Opponents also say that there are better cost-saving options available. One of the most popular is giving Medicare the authority to negotiate prescription drug prices directly with drug companies. The change would help the federal government control a cost that accounts for $1 out of every $6 Medicare spends. That idea was supported by more than 80 percent of people in a Kaiser Family Foundation poll in 2015. As a candidate, Trump also embraced the idea, another potential point of friction with House Republicans, who generally oppose it, as does the pharmaceutical industry.

The Impact of Obamacare Repeal

What Trump and GOP leaders wholeheartedly agree on is that the first order of business will be repealing the Affordable Care Act, also known as Obamacare. Republican congressional leaders want a repeal vote in January so that a bill can be on the president’s desk right after he is sworn in.

77 percent of people say Medicare is a “very important” program Although it has received little attention, a full repeal of Obamacare would eliminate Medicare benefits created by the law. Among other things, it improved Medicare’s financial outlook by slowing the growth of spending and clamped down on fraud, waste and excessive payments. It also enabled tens of millions of Medicare beneficiaries to get free preventive services such as flu shots and screenings for cancer and diabetes. And between 2010 and 2015, nearly 11 million Medicare beneficiaries saved $20.8 billion on prescription drugs—an average of $1,945 per person — because of the gradual closing of the coverage gap known as the doughnut hole.

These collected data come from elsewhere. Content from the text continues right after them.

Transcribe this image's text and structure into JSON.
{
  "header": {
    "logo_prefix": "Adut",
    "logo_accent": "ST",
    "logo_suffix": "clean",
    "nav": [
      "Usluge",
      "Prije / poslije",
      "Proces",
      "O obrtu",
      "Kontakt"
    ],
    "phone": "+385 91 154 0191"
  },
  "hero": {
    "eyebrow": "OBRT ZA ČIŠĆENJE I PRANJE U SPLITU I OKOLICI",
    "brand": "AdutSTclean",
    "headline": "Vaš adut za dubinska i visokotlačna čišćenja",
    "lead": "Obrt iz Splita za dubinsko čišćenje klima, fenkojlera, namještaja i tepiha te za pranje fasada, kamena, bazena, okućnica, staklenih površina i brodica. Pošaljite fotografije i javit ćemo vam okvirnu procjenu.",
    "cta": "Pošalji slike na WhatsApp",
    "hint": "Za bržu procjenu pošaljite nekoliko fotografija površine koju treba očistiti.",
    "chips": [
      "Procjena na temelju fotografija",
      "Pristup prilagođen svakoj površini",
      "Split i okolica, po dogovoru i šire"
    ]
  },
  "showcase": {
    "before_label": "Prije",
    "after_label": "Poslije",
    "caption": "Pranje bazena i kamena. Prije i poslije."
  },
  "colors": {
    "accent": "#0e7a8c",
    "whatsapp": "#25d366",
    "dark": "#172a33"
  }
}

While Obamacare remains controversial — in part because of its mandate to purchase health insurance and because premiums have increased for some plans—the Medicare provisions have proved popular with beneficiaries.

Medicare’s Enduring Popularity

Even in an era of hostility toward the federal government, support for some programs has remained strong. A Kaiser poll found that 77 percent of people say Medicare is a “very important” program, just below the level of support for Social Security at 83 percent.

Trump’s campaign assurances about protecting Medicare and Social Security undoubtedly played a role in his Election Day victory, especially among older voters. Those 65 and older supported him with 53 percent of the vote, compared with 45 percent for Democrat Hillary Clinton, according to the Pew Research Center. There will be a lot at stake for them when Congress reconvenes.